The New Defend Trade Secrets Act: Six Steps Businesses Can Take Now to Protect Trade Secrets
The Defend Trade Secrets Act (DTSA) is a new federal law passed in 2016. It is unique in that it increases protections for employers as well as employees or subcontractors that handle trade secrets. It provides a cause of action under federal law for the owners of misappropriated trade secrets and powerful new weapons to protect trade secrets from unauthorized dissemination. This law also creates new protections to employees and subcontractors who use trade secrets exclusively to report violations of the law (i.e., whistleblowers). The law went into effect in May, and has already played a prominent role in trade secret litigation. To take full advantage of the DTSA’s protective tools, businesses must take steps on the front end to identify, quantify, and protect their trade secrets.
THE DTSA GIVES BUSINESSES SIGNIFICANT NEW TOOLSThe DTSA preserves the right of business to seek injunctive relief to protect trade secrets, but adds the unique ability to apply to court for an ex parte seizure of trade secrets when necessary to prevent dissemination. This is, of course, extraordinary relief and businesses must meet a high threshold to take advantage of it. This option addresses head-on, however, the unique damage that can occur when trade secrets are removed even briefly from proprietary control. The DTSA also allows businesses to obtain damages for actual loss and unjust enrichment, and - when the toothpaste is too far out of the tube - damages in the form of a reasonable royalty.
THE DTSA GIVES WHISTLEBLOWERS NEW PROTECTIONSThe DTSA allows employees and subcontractors to avoid criminal and civil liability for the disclosure of a trade secret to a governmental official or to an attorney if the disclosure is made in confidence and solely for the purpose of reporting, investigating a suspected violation of law, or for the use in an anti-retaliation lawsuit.

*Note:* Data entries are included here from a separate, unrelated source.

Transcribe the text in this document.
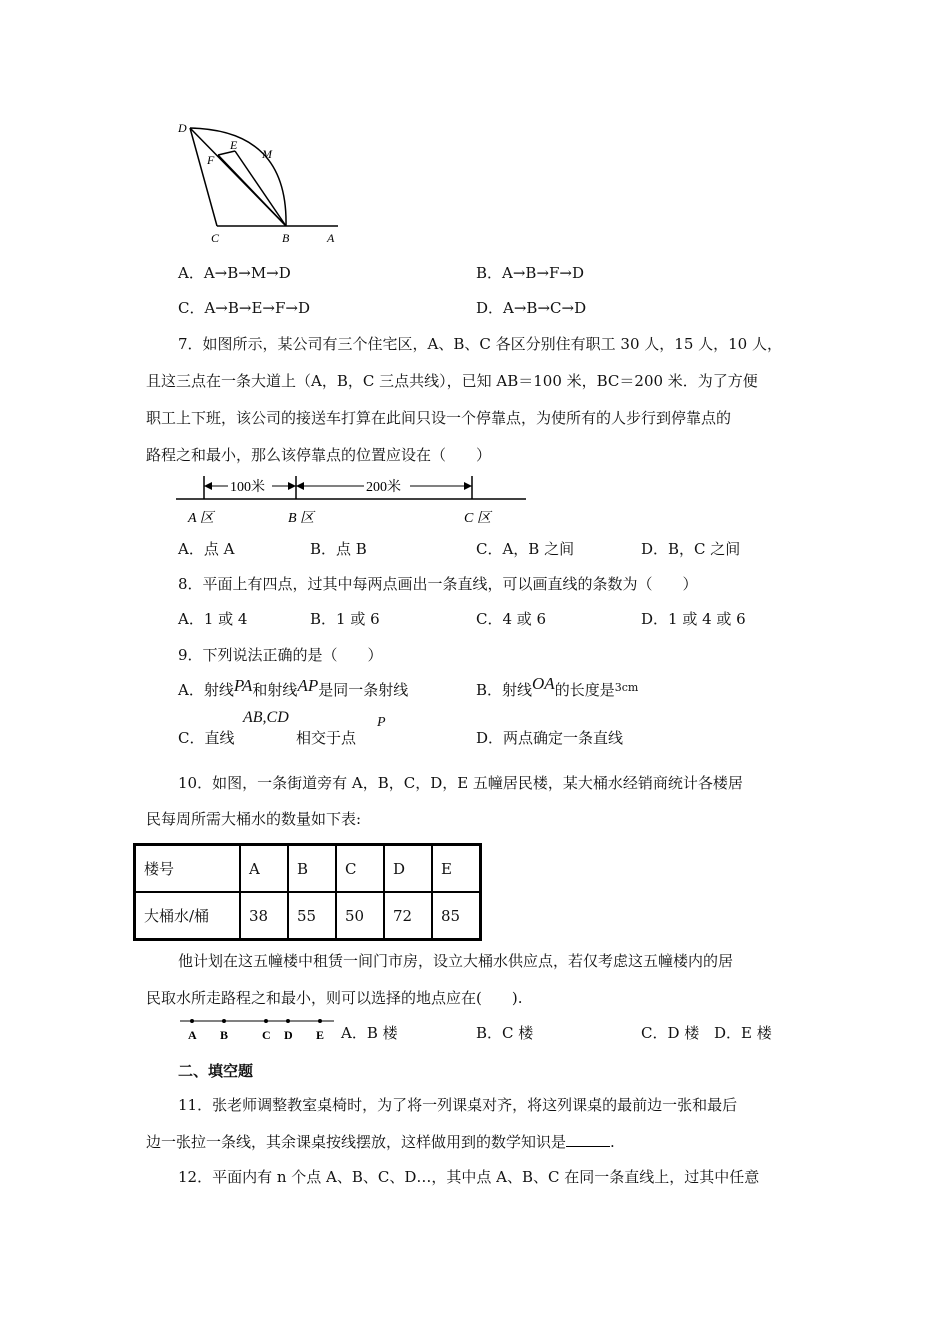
D
F
E
M
C	B	A
A．A→B→M→D	B．A→B→F→D
C．A→B→E→F→D	D．A→B→C→D
7．如图所示，某公司有三个住宅区，A、B、C 各区分别住有职工 30 人，15 人，10 人，
且这三点在一条大道上（A，B，C 三点共线），已知 AB＝100 米，BC＝200 米．为了方便
职工上下班，该公司的接送车打算在此间只设一个停靠点，为使所有的人步行到停靠点的
路程之和最小，那么该停靠点的位置应设在（　　）
100米	200米
A 区	B 区	C 区
A．点 A	B．点 B	C．A，B 之间	D．B，C 之间
8．平面上有四点，过其中每两点画出一条直线，可以画直线的条数为（　　）
A．1 或 4	B．1 或 6	C．4 或 6	D．1 或 4 或 6
9．下列说法正确的是（　　）
A．射线PA和射线AP是同一条射线	B．射线OA的长度是$^{3cm}$
C．直线
AB,CD
相交于点
P
D．两点确定一条直线
10．如图，一条街道旁有 A，B，C，D，E 五幢居民楼，某大桶水经销商统计各楼居
民每周所需大桶水的数量如下表:
楼号	A	B	C	D	E
大桶水/桶	38	55	50	72	85
他计划在这五幢楼中租赁一间门市房，设立大桶水供应点，若仅考虑这五幢楼内的居
民取水所走路程之和最小，则可以选择的地点应在(　　).
A B	C D E A．B 楼	B．C 楼	C．D 楼 D．E 楼
二、填空题
11．张老师调整教室桌椅时，为了将一列课桌对齐，将这列课桌的最前边一张和最后
边一张拉一条线，其余课桌按线摆放，这样做用到的数学知识是	.
12．平面内有 n 个点 A、B、C、D…，其中点 A、B、C 在同一条直线上，过其中任意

Additionally, businesses cannot take advantage of relief provided by the DTSA unless those businesses have alerted employees and subcontractors to their whistleblower rights in any contracts or non-disclosure agreements entered into or updated after the DTSA's effective date of May 1, 2016.
THE DTSA REWARDS THOSE WHO EXERCISE DILIGENCEThe DTSA utilizes the existing definition of a trade secret from 18 U.S.C. 1839, which provides:
[T]he term "trade secret" means all forms and types of financial, business, scientific, technical, economic, or engineering information, including patterns, plans, compilations, program devices, formulas, designs, prototypes, methods, techniques, processes, procedures, programs, or codes, whether tangible or intangible, and whether or how stored, compiled, or memorialized physically, electronically, graphically, photographically, or in writing if--
(A) The owner thereof has taken reasonable measures to keep such information secret; and
(B) The information derives independent economic value, actual or potential, from not being generally known to, and not being readily ascertainable through proper means by, another person who can obtain economic value from the disclosure or use of the information.
Thus a business that has failed to identify trade secrets as such internally, has failed to take reasonable precautions to protect them, or is unable to quantify their value, will have a difficult time taking advantage of the most beneficial remedies under the DTSA. Any business that believes it can benefit from trade secret protection should start with the following threshold precautions:
1) Inventory the information within the organization that has value dependent upon it remaining "secret."
2) Inventory who has access to that information.
3) Ensure that anyone with access to trade secrets is able to identify information considered a trade secret, and fully understands their duty of non-disclosure.
4) Review procedures for keeping trade secrets safe, and detecting any misappropriation.
5) Review whether non-disclosure agreements with key employees and subcontractors are advisable, and if they are, ensure that such agreements comply with the DTSA.
6) To the extent possible, quantify the value of trade secrets, both in terms of their fair market value and in terms of the damage that could be done by their disclosure. If a business were to ever be in the unfortunate position of needing to utilize the equitable relief available under the DTSA, an ability to establish potential damages in short order would be key.